A “non fare la maestrina” si può contrapporre “non fare il professorone”: al limite ci si può interrogare perché la donna ha un vezzeggiativo riduttivo. Se per la donna si parte dal sostantivo “maestra” e per l’uomo da “professore” è probabile che si debba risalire alla riforma scolastica gentiliana (e riecco il fascismo, quello vero), per cui il corpo insegnate delle elementari era in maggioranza femminile (le maestre), mentre gli istituti superiori avevano in prevalenza uomini (professori).
Altra storia che la Murgia non vuole più sentire è “Brava e pure mamma”. Si tratta di un complimento dal sapore vetusto, ma offende così tanto avere un occhio di riguardo per la maternità?

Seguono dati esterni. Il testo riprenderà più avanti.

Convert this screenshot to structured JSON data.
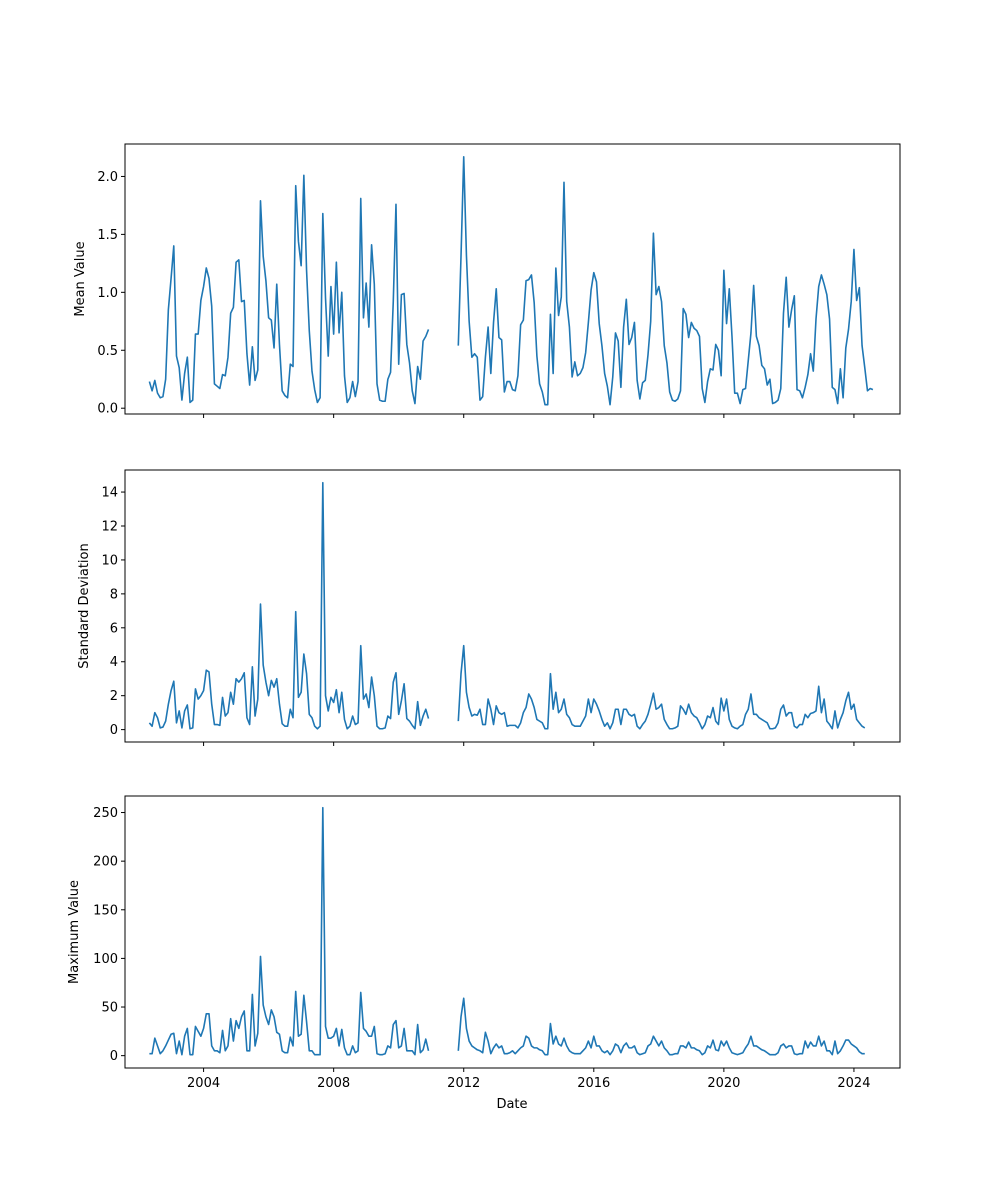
{
  "colors": {
    "line": "#1f77b4",
    "frame": "#000000",
    "background": "#ffffff"
  },
  "chart_data": [
    {
      "type": "line",
      "ylabel": "Mean Value",
      "xlabel": "",
      "xlim": [
        "2001-08-01",
        "2025-06-01"
      ],
      "ylim": [
        -0.05,
        2.28
      ],
      "yticks": [
        0.0,
        0.5,
        1.0,
        1.5,
        2.0
      ],
      "ytick_labels": [
        "0.0",
        "0.5",
        "1.0",
        "1.5",
        "2.0"
      ],
      "xticks": [
        "2004-01-01",
        "2008-01-01",
        "2012-01-01",
        "2016-01-01",
        "2020-01-01",
        "2024-01-01"
      ],
      "xtick_labels": [],
      "grid": false,
      "series": [
        {
          "x_start": "2002-05-01",
          "segments": [
            {
              "start_month": 0,
              "values": [
                0.23,
                0.15,
                0.24,
                0.13,
                0.09,
                0.1,
                0.25,
                0.85,
                1.12,
                1.4,
                0.45,
                0.35,
                0.07,
                0.3,
                0.44,
                0.05,
                0.07,
                0.64,
                0.64,
                0.93,
                1.05,
                1.21,
                1.12,
                0.88,
                0.21,
                0.19,
                0.17,
                0.29,
                0.28,
                0.44,
                0.82,
                0.87,
                1.26,
                1.28,
                0.92,
                0.93,
                0.47,
                0.2,
                0.53,
                0.24,
                0.33,
                1.79,
                1.31,
                1.1,
                0.78,
                0.76,
                0.52,
                1.07,
                0.55,
                0.15,
                0.11,
                0.09,
                0.38,
                0.36,
                1.92,
                1.44,
                1.23,
                2.01,
                1.19,
                0.67,
                0.32,
                0.16,
                0.05,
                0.09,
                1.68,
                0.95,
                0.45,
                1.05,
                0.64,
                1.26,
                0.65,
                1.0,
                0.28,
                0.05,
                0.09,
                0.23,
                0.1,
                0.23,
                1.81,
                0.78,
                1.08,
                0.7,
                1.41,
                1.07,
                0.21,
                0.07,
                0.06,
                0.06,
                0.25,
                0.31,
                0.92,
                1.76,
                0.38,
                0.98,
                0.99,
                0.55,
                0.39,
                0.15,
                0.04,
                0.36,
                0.25,
                0.58,
                0.62,
                0.68
              ]
            },
            {
              "start_month": 114,
              "values": [
                0.54,
                1.31,
                2.17,
                1.32,
                0.75,
                0.44,
                0.47,
                0.44,
                0.07,
                0.1,
                0.44,
                0.7,
                0.3,
                0.74,
                1.03,
                0.61,
                0.59,
                0.14,
                0.23,
                0.23,
                0.16,
                0.15,
                0.28,
                0.72,
                0.76,
                1.1,
                1.11,
                1.15,
                0.91,
                0.45,
                0.21,
                0.14,
                0.03,
                0.03,
                0.81,
                0.3,
                1.21,
                0.8,
                0.96,
                1.95,
                0.92,
                0.7,
                0.27,
                0.4,
                0.28,
                0.3,
                0.35,
                0.48,
                0.74,
                1.02,
                1.17,
                1.09,
                0.73,
                0.54,
                0.3,
                0.19,
                0.03,
                0.27,
                0.65,
                0.58,
                0.18,
                0.7,
                0.94,
                0.55,
                0.61,
                0.74,
                0.24,
                0.08,
                0.22,
                0.24,
                0.46,
                0.75,
                1.51,
                0.98,
                1.05,
                0.92,
                0.54,
                0.39,
                0.14,
                0.07,
                0.06,
                0.08,
                0.15,
                0.86,
                0.81,
                0.61,
                0.74,
                0.69,
                0.67,
                0.62,
                0.17,
                0.05,
                0.23,
                0.34,
                0.33,
                0.55,
                0.5,
                0.28,
                1.19,
                0.73,
                1.03,
                0.62,
                0.13,
                0.13,
                0.04,
                0.16,
                0.17,
                0.41,
                0.65,
                1.06,
                0.62,
                0.54,
                0.37,
                0.34,
                0.2,
                0.25,
                0.04,
                0.05,
                0.07,
                0.17,
                0.82,
                1.13,
                0.7,
                0.85,
                0.97,
                0.16,
                0.15,
                0.09,
                0.18,
                0.29,
                0.47,
                0.32,
                0.77,
                1.05,
                1.15,
                1.07,
                0.98,
                0.77,
                0.18,
                0.16,
                0.04,
                0.34,
                0.09,
                0.52,
                0.68,
                0.92,
                1.37,
                0.93,
                1.04,
                0.54,
                0.35,
                0.15,
                0.17,
                0.16
              ]
            }
          ]
        }
      ]
    },
    {
      "type": "line",
      "ylabel": "Standard Deviation",
      "xlabel": "",
      "xlim": [
        "2001-08-01",
        "2025-06-01"
      ],
      "ylim": [
        -0.73,
        15.3
      ],
      "yticks": [
        0,
        2,
        4,
        6,
        8,
        10,
        12,
        14
      ],
      "ytick_labels": [
        "0",
        "2",
        "4",
        "6",
        "8",
        "10",
        "12",
        "14"
      ],
      "xticks": [
        "2004-01-01",
        "2008-01-01",
        "2012-01-01",
        "2016-01-01",
        "2020-01-01",
        "2024-01-01"
      ],
      "xtick_labels": [],
      "grid": false,
      "series": [
        {
          "x_start": "2002-05-01",
          "segments": [
            {
              "start_month": 0,
              "values": [
                0.4,
                0.2,
                1.0,
                0.7,
                0.1,
                0.15,
                0.5,
                1.5,
                2.3,
                2.85,
                0.4,
                1.1,
                0.1,
                1.1,
                1.45,
                0.05,
                0.1,
                2.4,
                1.8,
                2.0,
                2.3,
                3.5,
                3.4,
                1.5,
                0.3,
                0.3,
                0.25,
                1.9,
                0.8,
                1.0,
                2.2,
                1.5,
                3.0,
                2.8,
                3.0,
                3.35,
                0.7,
                0.3,
                3.7,
                0.8,
                1.8,
                7.4,
                3.8,
                2.8,
                2.0,
                2.9,
                2.5,
                3.0,
                1.5,
                0.35,
                0.2,
                0.2,
                1.2,
                0.7,
                6.95,
                1.9,
                2.2,
                4.45,
                3.3,
                0.9,
                0.7,
                0.2,
                0.05,
                0.2,
                14.55,
                2.0,
                1.1,
                1.9,
                1.6,
                2.35,
                1.0,
                2.2,
                0.6,
                0.05,
                0.2,
                0.8,
                0.3,
                0.4,
                4.95,
                1.8,
                2.1,
                1.3,
                3.1,
                2.0,
                0.2,
                0.05,
                0.05,
                0.1,
                0.8,
                0.65,
                2.8,
                3.35,
                0.9,
                1.7,
                2.7,
                0.65,
                0.5,
                0.25,
                0.05,
                1.65,
                0.25,
                0.8,
                1.2,
                0.65
              ]
            },
            {
              "start_month": 114,
              "values": [
                0.5,
                3.3,
                4.95,
                2.2,
                1.3,
                0.8,
                0.9,
                0.85,
                1.2,
                0.3,
                0.3,
                1.8,
                1.2,
                0.3,
                1.4,
                1.0,
                0.9,
                1.0,
                0.2,
                0.25,
                0.25,
                0.25,
                0.1,
                0.4,
                1.0,
                1.3,
                2.1,
                1.8,
                1.3,
                0.6,
                0.5,
                0.4,
                0.05,
                0.05,
                3.3,
                1.2,
                2.2,
                1.0,
                1.2,
                1.8,
                0.9,
                0.7,
                0.3,
                0.2,
                0.2,
                0.2,
                0.5,
                0.8,
                1.8,
                1.0,
                1.8,
                1.5,
                1.1,
                0.6,
                0.2,
                0.4,
                0.05,
                0.4,
                1.2,
                1.2,
                0.3,
                1.2,
                1.2,
                0.9,
                0.8,
                0.9,
                0.2,
                0.05,
                0.3,
                0.5,
                0.9,
                1.5,
                2.15,
                1.2,
                1.3,
                1.5,
                0.6,
                0.3,
                0.05,
                0.05,
                0.1,
                0.2,
                1.4,
                1.2,
                0.9,
                1.5,
                1.0,
                0.8,
                0.7,
                0.4,
                0.05,
                0.3,
                0.8,
                0.7,
                1.3,
                0.5,
                0.3,
                1.85,
                1.1,
                1.8,
                0.6,
                0.2,
                0.1,
                0.05,
                0.2,
                0.3,
                0.9,
                1.2,
                2.1,
                0.9,
                0.9,
                0.7,
                0.6,
                0.5,
                0.4,
                0.05,
                0.05,
                0.1,
                0.4,
                1.2,
                1.45,
                0.8,
                1.0,
                1.0,
                0.2,
                0.1,
                0.3,
                0.3,
                0.9,
                0.7,
                0.95,
                1.0,
                1.1,
                2.55,
                1.0,
                1.8,
                0.5,
                0.3,
                0.05,
                1.1,
                0.1,
                0.6,
                1.0,
                1.7,
                2.2,
                1.2,
                1.5,
                0.6,
                0.4,
                0.2,
                0.1
              ]
            }
          ]
        }
      ]
    },
    {
      "type": "line",
      "ylabel": "Maximum Value",
      "xlabel": "Date",
      "xlim": [
        "2001-08-01",
        "2025-06-01"
      ],
      "ylim": [
        -12.7,
        267.0
      ],
      "yticks": [
        0,
        50,
        100,
        150,
        200,
        250
      ],
      "ytick_labels": [
        "0",
        "50",
        "100",
        "150",
        "200",
        "250"
      ],
      "xticks": [
        "2004-01-01",
        "2008-01-01",
        "2012-01-01",
        "2016-01-01",
        "2020-01-01",
        "2024-01-01"
      ],
      "xtick_labels": [
        "2004",
        "2008",
        "2012",
        "2016",
        "2020",
        "2024"
      ],
      "grid": false,
      "series": [
        {
          "x_start": "2002-05-01",
          "segments": [
            {
              "start_month": 0,
              "values": [
                2,
                2,
                18,
                10,
                2,
                5,
                10,
                16,
                22,
                23,
                2,
                15,
                1,
                20,
                28,
                1,
                1,
                30,
                25,
                20,
                28,
                43,
                43,
                10,
                5,
                5,
                3,
                26,
                5,
                10,
                38,
                15,
                36,
                28,
                40,
                46,
                5,
                5,
                63,
                10,
                23,
                102,
                52,
                40,
                32,
                47,
                40,
                24,
                22,
                5,
                3,
                3,
                19,
                10,
                66,
                20,
                22,
                62,
                35,
                5,
                5,
                1,
                1,
                1,
                255,
                30,
                18,
                18,
                20,
                28,
                10,
                27,
                8,
                1,
                1,
                10,
                3,
                5,
                65,
                28,
                25,
                20,
                20,
                30,
                2,
                1,
                1,
                2,
                10,
                8,
                32,
                36,
                8,
                10,
                28,
                5,
                5,
                5,
                1,
                32,
                3,
                6,
                17,
                5
              ]
            },
            {
              "start_month": 114,
              "values": [
                5,
                40,
                59,
                28,
                15,
                10,
                8,
                6,
                5,
                3,
                24,
                15,
                2,
                8,
                12,
                8,
                10,
                2,
                2,
                3,
                5,
                2,
                5,
                8,
                10,
                20,
                18,
                10,
                8,
                8,
                6,
                5,
                1,
                1,
                33,
                12,
                20,
                12,
                10,
                18,
                10,
                5,
                3,
                2,
                2,
                2,
                5,
                8,
                15,
                8,
                20,
                10,
                10,
                5,
                3,
                5,
                1,
                5,
                12,
                10,
                3,
                10,
                13,
                8,
                8,
                10,
                3,
                1,
                2,
                3,
                10,
                12,
                20,
                15,
                10,
                15,
                8,
                5,
                1,
                1,
                2,
                2,
                10,
                10,
                8,
                14,
                8,
                8,
                6,
                5,
                1,
                3,
                10,
                8,
                16,
                6,
                5,
                15,
                10,
                15,
                8,
                3,
                2,
                1,
                2,
                3,
                8,
                12,
                20,
                10,
                10,
                8,
                6,
                5,
                3,
                1,
                1,
                1,
                3,
                10,
                12,
                8,
                10,
                10,
                2,
                1,
                2,
                2,
                15,
                8,
                14,
                10,
                10,
                20,
                10,
                15,
                5,
                5,
                1,
                15,
                2,
                5,
                10,
                16,
                16,
                12,
                10,
                8,
                4,
                2,
                2
              ]
            }
          ]
        }
      ]
    }
  ]
}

Chi non ha figli, per scelta propria o no, può sentirsi discriminato da questa frase? Dal mio punto di vista (e non sono padre) no. Ma accetto visioni opposte.
“Le donne sono le peggiori nemiche delle altre donne” viene confermato dalle tante haters della stessa Murgia. “Adesso ti spiego io” non so quante volte me lo sono sentito dire da una donna, ovviamente con una posizione sociale superiore alla mia. “Non sai tenerti un uomo” come le precedenti, è una frase che si può tranquillamente sentire a sessi invertiti. Sono frasi di uso comune che grazie al cielo colpiscono indiscriminatamente dal genere e dall’orientamento sessuale. Come pure “A cosa ti serve studiare?” (altra frase che mi sono sentito dire parecchie volte), “Calmati!”, “Te la sei cercata”: frasi che non hanno valore di genere ma che la Murgia furbescamente attribuisce quasi sempre a uomini nei confronti di donne.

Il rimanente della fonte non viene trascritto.